Perioperative risk assessment in neurosurgery



Perioperative risk assessment is the process of evaluating the potential risks and complications associated with a surgical procedure or intervention. It involves assessing various factors related to the patient's health status, medical history, and the nature of the surgery to determine the likelihood of adverse events occurring during or after the procedure.

Here are some key aspects considered during perioperative risk assessment:

Patient-related factors: The patient's age, overall health status, underlying medical conditions (such as heart disease, diabetes, respiratory disorders), and any previous surgeries are evaluated to understand their overall physiological condition and potential risks.

Surgical factors: The type, complexity, and invasiveness of the surgical procedure are assessed. Certain surgeries, such as major abdominal or cardiac procedures, carry higher risks compared to minor or minimally invasive surgeries.

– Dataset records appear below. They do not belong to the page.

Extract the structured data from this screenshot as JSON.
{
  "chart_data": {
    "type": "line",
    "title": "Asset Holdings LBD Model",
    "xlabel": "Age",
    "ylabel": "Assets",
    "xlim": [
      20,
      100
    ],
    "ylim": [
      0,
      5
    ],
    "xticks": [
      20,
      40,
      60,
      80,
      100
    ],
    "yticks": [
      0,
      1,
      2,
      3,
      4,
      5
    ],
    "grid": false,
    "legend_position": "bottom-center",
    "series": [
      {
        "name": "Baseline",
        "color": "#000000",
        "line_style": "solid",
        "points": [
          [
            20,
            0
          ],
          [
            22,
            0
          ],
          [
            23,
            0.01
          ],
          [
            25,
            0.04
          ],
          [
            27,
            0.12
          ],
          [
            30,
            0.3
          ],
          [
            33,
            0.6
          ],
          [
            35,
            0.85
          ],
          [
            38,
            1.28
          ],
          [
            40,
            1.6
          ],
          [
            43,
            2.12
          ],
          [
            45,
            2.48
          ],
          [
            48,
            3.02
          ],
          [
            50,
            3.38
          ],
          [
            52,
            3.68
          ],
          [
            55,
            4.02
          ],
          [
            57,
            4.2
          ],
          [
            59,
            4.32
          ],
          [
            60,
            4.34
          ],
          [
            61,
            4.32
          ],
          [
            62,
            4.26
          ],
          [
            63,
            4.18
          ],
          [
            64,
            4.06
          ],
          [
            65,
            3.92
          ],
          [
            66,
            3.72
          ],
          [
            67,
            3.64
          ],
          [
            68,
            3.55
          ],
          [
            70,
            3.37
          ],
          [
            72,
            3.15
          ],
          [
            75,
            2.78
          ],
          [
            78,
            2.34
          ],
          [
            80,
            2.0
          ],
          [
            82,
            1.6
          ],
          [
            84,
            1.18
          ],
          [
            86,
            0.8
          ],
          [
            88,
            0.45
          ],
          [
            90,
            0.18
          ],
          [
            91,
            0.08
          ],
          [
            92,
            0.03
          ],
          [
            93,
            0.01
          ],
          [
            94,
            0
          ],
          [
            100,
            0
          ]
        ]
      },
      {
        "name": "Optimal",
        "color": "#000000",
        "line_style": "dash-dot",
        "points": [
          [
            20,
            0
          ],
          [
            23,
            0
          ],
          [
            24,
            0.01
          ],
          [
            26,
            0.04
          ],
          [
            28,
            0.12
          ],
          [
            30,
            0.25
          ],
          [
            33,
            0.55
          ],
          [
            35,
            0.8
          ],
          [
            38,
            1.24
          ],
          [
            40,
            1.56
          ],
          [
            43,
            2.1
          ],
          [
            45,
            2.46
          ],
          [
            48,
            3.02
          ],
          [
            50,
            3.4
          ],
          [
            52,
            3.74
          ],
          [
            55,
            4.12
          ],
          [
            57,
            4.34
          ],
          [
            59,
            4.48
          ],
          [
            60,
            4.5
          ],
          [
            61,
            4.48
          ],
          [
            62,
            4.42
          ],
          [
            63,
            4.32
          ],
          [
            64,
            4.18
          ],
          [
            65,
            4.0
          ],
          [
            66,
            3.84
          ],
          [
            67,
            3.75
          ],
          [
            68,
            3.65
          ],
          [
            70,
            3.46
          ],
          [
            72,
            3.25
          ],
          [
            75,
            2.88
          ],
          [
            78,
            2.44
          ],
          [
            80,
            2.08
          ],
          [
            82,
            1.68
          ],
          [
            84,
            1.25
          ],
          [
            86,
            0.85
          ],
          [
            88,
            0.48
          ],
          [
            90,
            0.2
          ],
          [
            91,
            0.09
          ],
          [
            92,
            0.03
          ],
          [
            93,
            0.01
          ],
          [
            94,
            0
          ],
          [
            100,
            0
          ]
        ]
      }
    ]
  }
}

Functional capacity: The patient's functional capacity and ability to withstand the physiological stress of surgery are evaluated. This includes assessing their exercise tolerance, activities of daily living, and any limitations due to their medical condition.

Laboratory and diagnostic tests: Preoperative tests such as blood work, electrocardiograms (ECGs), chest X-rays, and other relevant diagnostic studies may be conducted to assess the patient's organ function, identify any pre-existing abnormalities, or detect potential risks.

Anesthesia-related considerations: The patient's response to anesthesia and their ability to tolerate anesthesia and surgery are evaluated. Factors such as allergies, medication use, history of adverse reactions to anesthesia, and anticipated anesthesia requirements are considered.

Risk-scoring systems: Various scoring systems, such as the American Society of Anesthesiologists (ASA) Physical Status Classification System or the Revised Cardiac Risk Index (RCRI), may be utilized to quantify the patient's overall risk level and guide decision-making.

Multidisciplinary input: Perioperative risk assessment often involves input from a multidisciplinary team, including surgeons, anesthesiologists, nurses, and other healthcare professionals. Collaboration among these experts helps in comprehensive risk evaluation and determination of appropriate management strategies.

The goal of perioperative risk assessment is to identify and stratify the patient's risk levels, guide perioperative management decisions, and implement appropriate measures to minimize or mitigate the identified risks. It enables healthcare providers to tailor perioperative care, optimize patient outcomes, and enhance patient safety during the surgical process. It is important to note that perioperative risk assessment should be individualized, taking into account the unique characteristics and needs of each patient.

James K. Perioperative risk assessment. Br J Hosp Med (Lond). 2023 Jun 2;84(6):1-2. doi: 10.12968/hmed.2023.0059. Epub 2023 Jun 20. PMID: 37364875.


A prospective study aimed to test changes in hemostasis in patients with GBM, occurring at baseline (before surgery, time 0, T0) and 2 (T2), 24 (T24), and 48-hour (T48) after surgery. Leal-Noval et al. enrolled consecutive patients subjected to GBM resection (GBR group; N = 60), laparoscopic colon cancer resection (comparative CCR group; N = 40), and healthy blood donation group (HBD group; N = 40). They performed 1. conventional coagulation tests 2. ROTEM (rotational thromboelastometry) parameters and 3. platelet function tests, including PFA-200 closure time when stimulated by collagen/epinephrine (COL-EPI) and ROTEM platelet, using three different activators (arachnoid acid in ARATEM, adenosine diphosphate in ADPTEM, and thrombin receptor-activating peptide-6 in TRAPTEM). Variables associated with unfavorable 1-year clinical outcome were investigated, too. They observed in GBR patients that platelet aggregometry, as assessed by ROTEM platelet parameters, was significantly impaired along with a shortened closure time. These changes were evident from T0 to T48. A decreased area under the aggregation curve in TRAPTEM was associated with improved survival (adjusted odd ratio (95% CI), 1.03 (1.01-1.06)). This study suggests that patients with GBM presented a decreased platelet aggregation from before surgery and thorough the postoperative period. Decreased platelet aggregation improved clinical outcome 1).


1)
Leal-Noval SR, Casado M, Palomares C, Narros JL, García-Garmendia JL, Escolar G, Cuenca DX, Görlinger K. Prospective assessment of platelet function in patients undergoing elective resection of glioblastoma multiforme. Platelets. 2023 Dec;34(1):2216802. doi: 10.1080/09537104.2023.2216802. PMID: 37246516.